In our fourth-quarter result, we had very clearly mentioned that Avantha Power was under stress and even though the asset was current, we had taken a 20 per cent contingency provision. So why was CG Power a surprise? The shares of CG Power were the collateral we were holding for Avantha Power. I later asked market participants why it created such an effect and they said the impression was that we had swapped debt for equity. Similarly, in terms of some of the exposures, we are not the only lenders. Other banks have also lent to them. I think the attention gets focussed on YES Bank because right now our capital buffers are not quite as thick as theirs are. I think this will change soon, when we are able to raise capital.

Investors seem to be concerned about more bad loans and resolution?

I think we need to rebuild and strengthen the trust lines. I can assure everybody that we will be totally transparent in terms of the health of our entire asset portfolio. If you go back to Q4, we had a BB and below book, and from within that we culled out a watchlist where we thought there are fears of short-term slippages. The entire watchlist was current and we still took a 20 per cent provision on that. That is the level of transparency we would like to display. We will follow very conservative accounting practices.

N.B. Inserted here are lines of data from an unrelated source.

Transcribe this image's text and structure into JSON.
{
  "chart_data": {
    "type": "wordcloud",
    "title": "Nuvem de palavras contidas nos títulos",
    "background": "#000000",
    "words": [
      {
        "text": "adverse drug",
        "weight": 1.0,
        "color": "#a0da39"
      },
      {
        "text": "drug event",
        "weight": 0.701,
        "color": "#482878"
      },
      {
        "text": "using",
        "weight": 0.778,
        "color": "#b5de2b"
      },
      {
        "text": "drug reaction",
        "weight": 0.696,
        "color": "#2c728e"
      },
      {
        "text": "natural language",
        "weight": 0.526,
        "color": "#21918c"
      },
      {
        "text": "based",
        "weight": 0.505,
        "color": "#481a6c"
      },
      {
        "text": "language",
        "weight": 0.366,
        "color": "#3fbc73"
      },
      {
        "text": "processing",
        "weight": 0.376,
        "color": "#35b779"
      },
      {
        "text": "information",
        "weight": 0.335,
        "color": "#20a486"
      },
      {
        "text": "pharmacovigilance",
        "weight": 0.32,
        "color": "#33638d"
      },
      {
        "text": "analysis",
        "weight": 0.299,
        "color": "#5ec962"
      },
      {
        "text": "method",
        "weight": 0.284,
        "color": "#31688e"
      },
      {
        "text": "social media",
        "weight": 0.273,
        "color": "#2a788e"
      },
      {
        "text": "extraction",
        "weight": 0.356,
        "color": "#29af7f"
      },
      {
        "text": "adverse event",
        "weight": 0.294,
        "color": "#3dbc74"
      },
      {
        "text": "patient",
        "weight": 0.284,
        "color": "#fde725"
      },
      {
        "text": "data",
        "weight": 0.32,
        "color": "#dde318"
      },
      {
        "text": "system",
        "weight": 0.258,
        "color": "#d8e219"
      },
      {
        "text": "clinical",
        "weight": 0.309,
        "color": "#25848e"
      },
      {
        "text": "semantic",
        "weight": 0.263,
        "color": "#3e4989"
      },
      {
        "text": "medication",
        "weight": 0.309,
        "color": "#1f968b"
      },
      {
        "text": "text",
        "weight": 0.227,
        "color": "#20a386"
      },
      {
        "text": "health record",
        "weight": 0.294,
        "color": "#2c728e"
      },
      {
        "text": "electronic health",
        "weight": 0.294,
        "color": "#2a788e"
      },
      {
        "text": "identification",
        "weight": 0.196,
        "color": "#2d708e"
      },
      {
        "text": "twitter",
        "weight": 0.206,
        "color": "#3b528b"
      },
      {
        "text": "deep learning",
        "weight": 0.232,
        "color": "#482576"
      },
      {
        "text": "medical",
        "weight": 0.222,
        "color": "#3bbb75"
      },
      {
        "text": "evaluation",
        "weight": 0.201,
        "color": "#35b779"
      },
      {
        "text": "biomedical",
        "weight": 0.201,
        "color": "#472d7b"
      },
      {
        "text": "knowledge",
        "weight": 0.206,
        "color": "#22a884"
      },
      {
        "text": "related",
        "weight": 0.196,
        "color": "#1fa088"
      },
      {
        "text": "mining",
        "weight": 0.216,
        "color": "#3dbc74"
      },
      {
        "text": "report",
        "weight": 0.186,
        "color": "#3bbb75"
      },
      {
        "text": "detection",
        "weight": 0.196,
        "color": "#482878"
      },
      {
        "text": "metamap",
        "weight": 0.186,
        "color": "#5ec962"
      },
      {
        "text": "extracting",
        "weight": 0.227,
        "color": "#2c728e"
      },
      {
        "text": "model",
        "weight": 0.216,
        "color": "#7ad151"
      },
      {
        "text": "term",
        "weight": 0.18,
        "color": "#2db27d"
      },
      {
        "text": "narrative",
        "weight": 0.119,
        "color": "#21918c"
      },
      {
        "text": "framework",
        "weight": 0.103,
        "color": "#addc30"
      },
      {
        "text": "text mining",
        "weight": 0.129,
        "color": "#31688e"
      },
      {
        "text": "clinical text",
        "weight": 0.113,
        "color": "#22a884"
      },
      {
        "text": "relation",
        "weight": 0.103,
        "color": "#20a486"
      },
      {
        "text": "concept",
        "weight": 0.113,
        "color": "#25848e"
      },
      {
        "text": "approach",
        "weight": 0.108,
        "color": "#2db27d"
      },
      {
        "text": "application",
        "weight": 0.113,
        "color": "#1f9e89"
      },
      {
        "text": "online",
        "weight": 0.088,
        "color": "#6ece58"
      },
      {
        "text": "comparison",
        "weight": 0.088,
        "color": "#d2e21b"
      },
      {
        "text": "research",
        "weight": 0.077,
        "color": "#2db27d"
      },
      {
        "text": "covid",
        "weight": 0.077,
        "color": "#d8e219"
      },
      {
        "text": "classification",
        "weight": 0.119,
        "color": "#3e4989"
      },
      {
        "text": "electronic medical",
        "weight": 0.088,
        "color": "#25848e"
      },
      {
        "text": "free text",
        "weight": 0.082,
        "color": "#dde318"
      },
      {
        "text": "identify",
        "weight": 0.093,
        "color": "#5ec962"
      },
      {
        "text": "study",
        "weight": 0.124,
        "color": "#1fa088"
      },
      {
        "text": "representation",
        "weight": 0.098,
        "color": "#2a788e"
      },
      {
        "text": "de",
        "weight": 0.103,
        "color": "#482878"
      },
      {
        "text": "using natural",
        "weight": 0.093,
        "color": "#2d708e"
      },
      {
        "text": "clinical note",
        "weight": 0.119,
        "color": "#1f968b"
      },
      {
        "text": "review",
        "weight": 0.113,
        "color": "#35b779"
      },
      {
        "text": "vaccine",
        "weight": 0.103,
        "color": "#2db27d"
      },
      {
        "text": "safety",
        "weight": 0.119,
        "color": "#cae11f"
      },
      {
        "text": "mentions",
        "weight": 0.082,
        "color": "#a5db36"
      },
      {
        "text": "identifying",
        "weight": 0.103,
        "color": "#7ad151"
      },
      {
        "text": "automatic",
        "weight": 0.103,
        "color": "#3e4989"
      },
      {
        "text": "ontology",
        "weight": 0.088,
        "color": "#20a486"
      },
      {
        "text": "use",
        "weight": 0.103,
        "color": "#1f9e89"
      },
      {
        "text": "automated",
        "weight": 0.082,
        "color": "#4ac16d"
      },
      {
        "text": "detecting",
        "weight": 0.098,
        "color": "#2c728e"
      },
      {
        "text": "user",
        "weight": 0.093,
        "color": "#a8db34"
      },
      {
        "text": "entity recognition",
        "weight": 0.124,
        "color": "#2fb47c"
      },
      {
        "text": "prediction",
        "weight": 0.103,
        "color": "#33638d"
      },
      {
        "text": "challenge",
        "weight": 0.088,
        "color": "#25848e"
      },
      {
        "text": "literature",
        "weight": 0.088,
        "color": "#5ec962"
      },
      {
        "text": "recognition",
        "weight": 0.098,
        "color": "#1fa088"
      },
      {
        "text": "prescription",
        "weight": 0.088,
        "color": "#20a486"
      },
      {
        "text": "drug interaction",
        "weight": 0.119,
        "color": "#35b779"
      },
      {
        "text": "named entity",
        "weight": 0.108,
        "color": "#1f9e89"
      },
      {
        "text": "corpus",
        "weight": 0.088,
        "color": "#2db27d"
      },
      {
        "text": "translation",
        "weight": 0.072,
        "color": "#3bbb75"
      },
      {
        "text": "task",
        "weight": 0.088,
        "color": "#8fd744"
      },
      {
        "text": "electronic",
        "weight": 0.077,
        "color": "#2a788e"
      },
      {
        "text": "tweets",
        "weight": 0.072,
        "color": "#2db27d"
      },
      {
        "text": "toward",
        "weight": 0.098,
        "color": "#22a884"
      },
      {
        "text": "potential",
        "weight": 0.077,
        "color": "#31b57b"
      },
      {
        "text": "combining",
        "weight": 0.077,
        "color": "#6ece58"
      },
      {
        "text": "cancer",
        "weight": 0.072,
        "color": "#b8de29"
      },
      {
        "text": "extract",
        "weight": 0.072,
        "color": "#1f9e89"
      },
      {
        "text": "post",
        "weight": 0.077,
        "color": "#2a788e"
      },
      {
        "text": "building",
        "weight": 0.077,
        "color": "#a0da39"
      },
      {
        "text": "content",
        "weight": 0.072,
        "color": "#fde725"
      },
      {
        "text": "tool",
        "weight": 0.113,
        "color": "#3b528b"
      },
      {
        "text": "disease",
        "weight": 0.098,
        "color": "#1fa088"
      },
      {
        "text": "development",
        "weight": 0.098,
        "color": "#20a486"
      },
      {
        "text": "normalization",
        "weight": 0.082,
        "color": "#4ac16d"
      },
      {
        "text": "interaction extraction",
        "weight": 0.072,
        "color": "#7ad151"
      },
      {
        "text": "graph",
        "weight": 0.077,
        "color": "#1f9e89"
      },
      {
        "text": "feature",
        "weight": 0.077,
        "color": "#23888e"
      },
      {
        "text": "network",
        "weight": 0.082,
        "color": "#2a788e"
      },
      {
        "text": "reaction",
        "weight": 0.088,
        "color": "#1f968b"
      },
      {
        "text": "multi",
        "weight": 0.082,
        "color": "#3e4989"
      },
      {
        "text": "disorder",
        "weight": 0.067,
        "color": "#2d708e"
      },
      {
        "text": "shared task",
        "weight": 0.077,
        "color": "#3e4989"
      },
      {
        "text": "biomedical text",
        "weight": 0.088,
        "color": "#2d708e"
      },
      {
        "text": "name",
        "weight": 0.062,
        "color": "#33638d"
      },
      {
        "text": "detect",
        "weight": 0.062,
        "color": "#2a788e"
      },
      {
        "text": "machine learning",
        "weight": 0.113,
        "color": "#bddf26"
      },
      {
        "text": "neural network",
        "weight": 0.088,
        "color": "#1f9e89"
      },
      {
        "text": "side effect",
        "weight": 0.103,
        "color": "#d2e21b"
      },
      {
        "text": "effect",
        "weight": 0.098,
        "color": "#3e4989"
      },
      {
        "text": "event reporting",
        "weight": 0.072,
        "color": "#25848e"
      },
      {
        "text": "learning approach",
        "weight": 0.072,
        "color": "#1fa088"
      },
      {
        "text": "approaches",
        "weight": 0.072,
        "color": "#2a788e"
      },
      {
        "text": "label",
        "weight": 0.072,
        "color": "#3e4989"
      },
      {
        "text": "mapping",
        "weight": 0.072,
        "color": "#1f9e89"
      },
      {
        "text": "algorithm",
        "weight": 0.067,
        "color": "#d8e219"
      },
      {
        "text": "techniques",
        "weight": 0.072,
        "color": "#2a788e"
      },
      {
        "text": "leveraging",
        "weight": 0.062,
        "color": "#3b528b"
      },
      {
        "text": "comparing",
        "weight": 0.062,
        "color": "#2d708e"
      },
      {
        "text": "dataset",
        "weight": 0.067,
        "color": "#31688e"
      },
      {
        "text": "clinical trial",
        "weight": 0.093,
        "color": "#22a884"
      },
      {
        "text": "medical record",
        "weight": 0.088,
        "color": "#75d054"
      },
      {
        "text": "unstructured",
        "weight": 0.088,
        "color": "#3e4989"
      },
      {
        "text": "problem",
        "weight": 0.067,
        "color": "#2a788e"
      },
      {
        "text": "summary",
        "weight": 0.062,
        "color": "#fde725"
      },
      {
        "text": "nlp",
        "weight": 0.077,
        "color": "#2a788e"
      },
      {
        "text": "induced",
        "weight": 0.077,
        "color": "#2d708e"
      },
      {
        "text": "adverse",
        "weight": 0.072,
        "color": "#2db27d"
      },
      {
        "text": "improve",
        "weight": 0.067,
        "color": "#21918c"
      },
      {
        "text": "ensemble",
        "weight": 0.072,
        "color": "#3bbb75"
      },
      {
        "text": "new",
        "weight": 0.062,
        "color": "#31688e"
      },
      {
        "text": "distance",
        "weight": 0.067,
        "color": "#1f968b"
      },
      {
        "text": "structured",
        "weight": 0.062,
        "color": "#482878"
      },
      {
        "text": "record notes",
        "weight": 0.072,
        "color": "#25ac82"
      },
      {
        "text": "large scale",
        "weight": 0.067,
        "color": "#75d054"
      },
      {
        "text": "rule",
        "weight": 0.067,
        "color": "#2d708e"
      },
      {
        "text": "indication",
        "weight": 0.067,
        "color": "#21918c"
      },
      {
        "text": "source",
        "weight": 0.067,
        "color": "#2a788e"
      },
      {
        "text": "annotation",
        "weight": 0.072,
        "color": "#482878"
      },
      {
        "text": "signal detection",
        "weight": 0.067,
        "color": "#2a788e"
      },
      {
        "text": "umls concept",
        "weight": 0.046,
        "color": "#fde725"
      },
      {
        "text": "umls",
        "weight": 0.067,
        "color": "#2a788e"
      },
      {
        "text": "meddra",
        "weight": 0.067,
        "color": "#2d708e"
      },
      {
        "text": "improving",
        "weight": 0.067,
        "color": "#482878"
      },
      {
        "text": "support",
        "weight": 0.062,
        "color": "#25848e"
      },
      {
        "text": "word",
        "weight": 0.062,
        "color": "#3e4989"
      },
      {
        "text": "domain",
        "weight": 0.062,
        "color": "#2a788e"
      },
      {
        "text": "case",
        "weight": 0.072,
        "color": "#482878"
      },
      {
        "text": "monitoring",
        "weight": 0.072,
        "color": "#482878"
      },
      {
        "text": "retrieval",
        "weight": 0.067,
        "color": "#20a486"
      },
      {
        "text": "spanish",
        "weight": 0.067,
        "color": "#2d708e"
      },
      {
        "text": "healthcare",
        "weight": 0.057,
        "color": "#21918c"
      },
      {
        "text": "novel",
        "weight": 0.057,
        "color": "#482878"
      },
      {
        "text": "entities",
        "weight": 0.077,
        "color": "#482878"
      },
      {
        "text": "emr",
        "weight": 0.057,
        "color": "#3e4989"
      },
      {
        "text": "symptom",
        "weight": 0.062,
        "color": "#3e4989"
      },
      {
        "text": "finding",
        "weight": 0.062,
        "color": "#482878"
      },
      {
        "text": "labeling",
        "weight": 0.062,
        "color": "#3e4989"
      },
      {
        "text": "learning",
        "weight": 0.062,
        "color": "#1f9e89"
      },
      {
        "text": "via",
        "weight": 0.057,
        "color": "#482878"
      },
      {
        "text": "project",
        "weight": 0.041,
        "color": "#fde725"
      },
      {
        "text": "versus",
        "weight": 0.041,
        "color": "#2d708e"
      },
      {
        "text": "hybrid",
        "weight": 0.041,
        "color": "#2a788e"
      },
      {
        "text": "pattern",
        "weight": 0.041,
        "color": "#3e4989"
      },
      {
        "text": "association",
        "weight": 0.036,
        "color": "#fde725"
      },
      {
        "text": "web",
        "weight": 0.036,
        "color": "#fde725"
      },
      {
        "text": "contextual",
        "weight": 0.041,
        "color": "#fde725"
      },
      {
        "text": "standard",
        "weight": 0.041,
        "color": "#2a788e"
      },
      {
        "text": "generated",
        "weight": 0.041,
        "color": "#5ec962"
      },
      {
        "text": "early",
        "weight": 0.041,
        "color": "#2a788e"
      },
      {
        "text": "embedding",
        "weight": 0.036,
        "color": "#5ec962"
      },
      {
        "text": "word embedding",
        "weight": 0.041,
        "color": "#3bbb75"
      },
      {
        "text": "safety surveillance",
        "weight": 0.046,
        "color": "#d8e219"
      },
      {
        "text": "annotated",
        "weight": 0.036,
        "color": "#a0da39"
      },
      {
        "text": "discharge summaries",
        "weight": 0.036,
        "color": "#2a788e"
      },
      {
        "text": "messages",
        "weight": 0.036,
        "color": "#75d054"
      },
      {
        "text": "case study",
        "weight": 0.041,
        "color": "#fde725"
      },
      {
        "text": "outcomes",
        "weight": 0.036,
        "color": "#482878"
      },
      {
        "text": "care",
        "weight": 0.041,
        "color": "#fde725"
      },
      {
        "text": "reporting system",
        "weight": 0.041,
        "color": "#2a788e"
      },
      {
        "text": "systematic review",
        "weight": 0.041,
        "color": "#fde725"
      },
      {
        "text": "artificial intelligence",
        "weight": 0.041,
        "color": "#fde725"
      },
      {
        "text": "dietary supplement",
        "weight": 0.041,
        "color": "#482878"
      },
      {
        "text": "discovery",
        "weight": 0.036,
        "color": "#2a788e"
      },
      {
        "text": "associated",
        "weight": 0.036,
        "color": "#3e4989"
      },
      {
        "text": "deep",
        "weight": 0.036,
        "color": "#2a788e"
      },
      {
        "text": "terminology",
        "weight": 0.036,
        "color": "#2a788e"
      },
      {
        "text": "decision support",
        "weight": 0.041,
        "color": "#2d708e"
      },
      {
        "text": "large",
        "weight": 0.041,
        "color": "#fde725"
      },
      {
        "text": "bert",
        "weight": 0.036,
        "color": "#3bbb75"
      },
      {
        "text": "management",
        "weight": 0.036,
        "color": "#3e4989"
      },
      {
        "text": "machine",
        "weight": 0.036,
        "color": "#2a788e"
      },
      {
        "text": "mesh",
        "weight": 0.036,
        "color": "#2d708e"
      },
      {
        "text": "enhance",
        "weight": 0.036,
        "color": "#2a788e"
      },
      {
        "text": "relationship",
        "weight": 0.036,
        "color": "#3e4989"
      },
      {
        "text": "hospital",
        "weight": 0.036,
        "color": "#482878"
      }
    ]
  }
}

I think we have turned the corner. The only thing that needs to be sorted out is growth. The capital we are looking for is purely growth capital. We think the growth opportunity is great given that NBFCs right now are dislocated and public sector banks will be a little introspective in the foreseeable future due to the mergers.

How do you see your loan book growing?

We can grow all three parts of the business: retail, wholesale and transaction banking. We are a high-quality tech-enabled retail and transaction bank. In the structured finance business, we will move more from asset-backed lending to cash-flow-backed lending, but the intention is to continue to grow all three businesses. We had given an indication that by 2025 we would want 50:50 between wholesale and retail. I think we will get there a lot faster.

How does the reduction in stake of Rana Kapoor and promoter entities impact the bank?

It doesn’t impact the bank’s working. This was a forced sale and, left to him, Rana would have never sold. As it happens in the case of loan against shares, when there is a breach, the lender just sells in the market. This whole process started two weeks ago.

Has there been an erosion in the deposit base?

In an environment where every bank has said the CASA has come off, our CASA on a quarterly basis grew from 30.2 per cent to 30.8 per cent. We have worked very hard on growing our liability book and making it a lot more retail and granular. That’s a way to reduce our cost of funding. In the second quarter, we opened 1.8 lakh new accounts, the highest ever. Our new term deposits were up 39 per cent over the first quarter.